Imperium by Ryszard Kapuscinski
Author:Ryszard Kapuscinski [Kapuscinski, Ryszard]
Language: eng
Format: epub
ISBN: 978-0-8041-5071-2
Publisher: Knopf Doubleday Publishing Group
Published: 2013-07-24T04:00:00+00:00
BUT BEFORE I had the time to look around in Moscow, get some information, have several important and instructive conversations, the news exploded that a large city of a million inhabitants, situated between the Volga River and the Ural Mountains—Ufa—had been poisoned. It wasn’t just effluvia, combustion gases, and so forth, for these are commonplace; the city had been poisoned severely, dangerously, mortally.
“A new Chernobyl!” commented a friend who relayed the news to me.
“I’m going there,” I replied. “If I can get a seat, I’m flying tomorrow.”
Everyone in Moscow who was boarding the plane to Ufa was loaded with bottles, cans, canisters of water. For Ufa had been poisoned by phenol. Anyone who drinks the local water, my friend told me, will get sick or die.
Ufa is the capital of the Bashkir Republic, an autonomous republic at the western foot of the Urals. To the south stretches Kazakhstan, to the east Siberia, and to the west Tatarstan. Nature was once beautiful here, mountains covered with forests, six hundred rivers and streams, thousands of lakes. Hordes of all kinds of quadrupeds, clouds of bustling birds, swarms of industrious bees. Until the advent of chemicals. Bashkiria was transformed into a chemical practice range, into the center of the chemical industry of the former USSR. Smoke obscured the sky; dust hung in the air; phenol flowed down the rivers. Phenol, as I read in the encyclopedia, is a brown, extremely poisonous acid necessary for the production of explosives, plastics, dyes, tannins, and a hundred other things. Because chemical plants are shoddily built here and because the proper filters and cleaners are regarded as the fabrications and whims of ecological purists, the phenol was continuously leaking into the rivers, but it was leaking quietly, so that the poisoning of people could be spread out over time, so that the pestilence would not suddenly fell the entire city.
But that is precisely what had happened now. Turning on their faucets, people saw a rust-colored, opaque substance dripping from them and smelled their apartments filling up with an atrocious odor. Phenol! Phenol! It spread from house to house, from street to street.

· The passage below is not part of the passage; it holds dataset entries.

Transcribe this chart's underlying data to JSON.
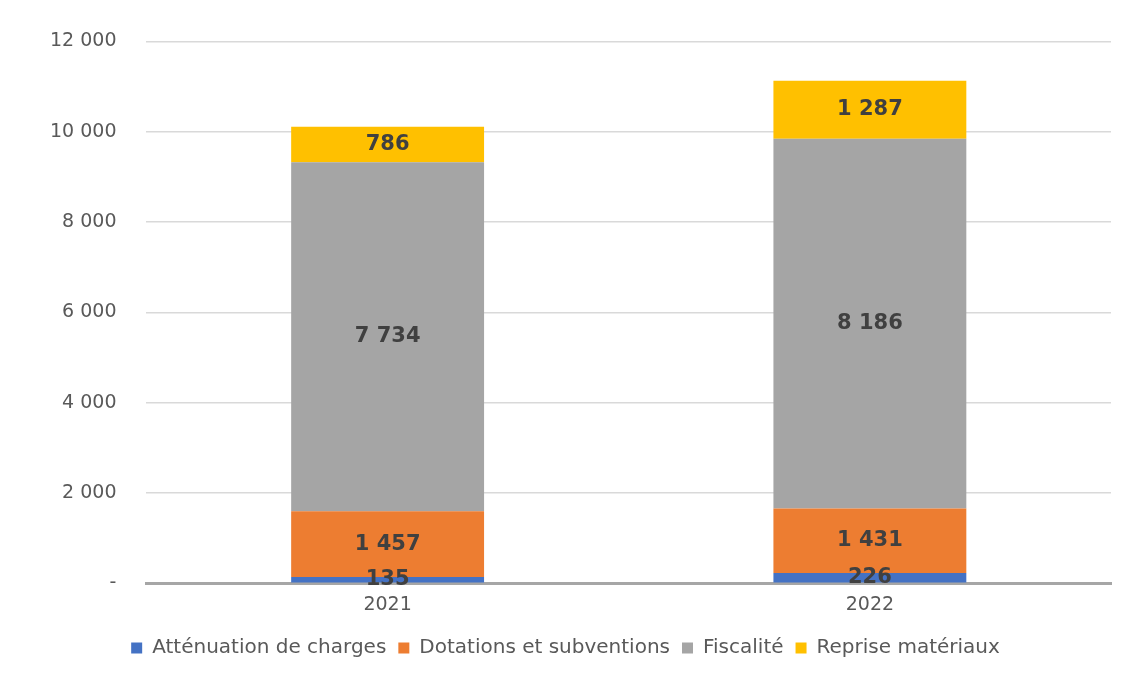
{
  "chart_data": {
    "type": "bar",
    "stacked": true,
    "categories": [
      "2021",
      "2022"
    ],
    "series": [
      {
        "name": "Atténuation de charges",
        "color": "#4472c4",
        "values": [
          135,
          226
        ]
      },
      {
        "name": "Dotations et subventions",
        "color": "#ed7d31",
        "values": [
          1457,
          1431
        ]
      },
      {
        "name": "Fiscalité",
        "color": "#a5a5a5",
        "values": [
          7734,
          8186
        ]
      },
      {
        "name": "Reprise matériaux",
        "color": "#ffc000",
        "values": [
          786,
          1287
        ]
      }
    ],
    "ylim": [
      0,
      12000
    ],
    "yticks": [
      {
        "value": 0,
        "label": "-"
      },
      {
        "value": 2000,
        "label": "2 000"
      },
      {
        "value": 4000,
        "label": "4 000"
      },
      {
        "value": 6000,
        "label": "6 000"
      },
      {
        "value": 8000,
        "label": "8 000"
      },
      {
        "value": 10000,
        "label": "10 000"
      },
      {
        "value": 12000,
        "label": "12 000"
      }
    ],
    "grid": "y",
    "legend": "bottom",
    "data_labels": true
  }
}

Still, there was no visible panic. People here accept all misfortunes, even those caused by the soullessness and stupidity of those in power, as the excesses of an omnipotent and capricious nature, on the order of floods, earthquakes, or exceptionally cold winters. The thoughtlessness or brutality of the authorities is just one of the cataclysms that nature so liberally dispenses. One must understand this; one must resign oneself to it.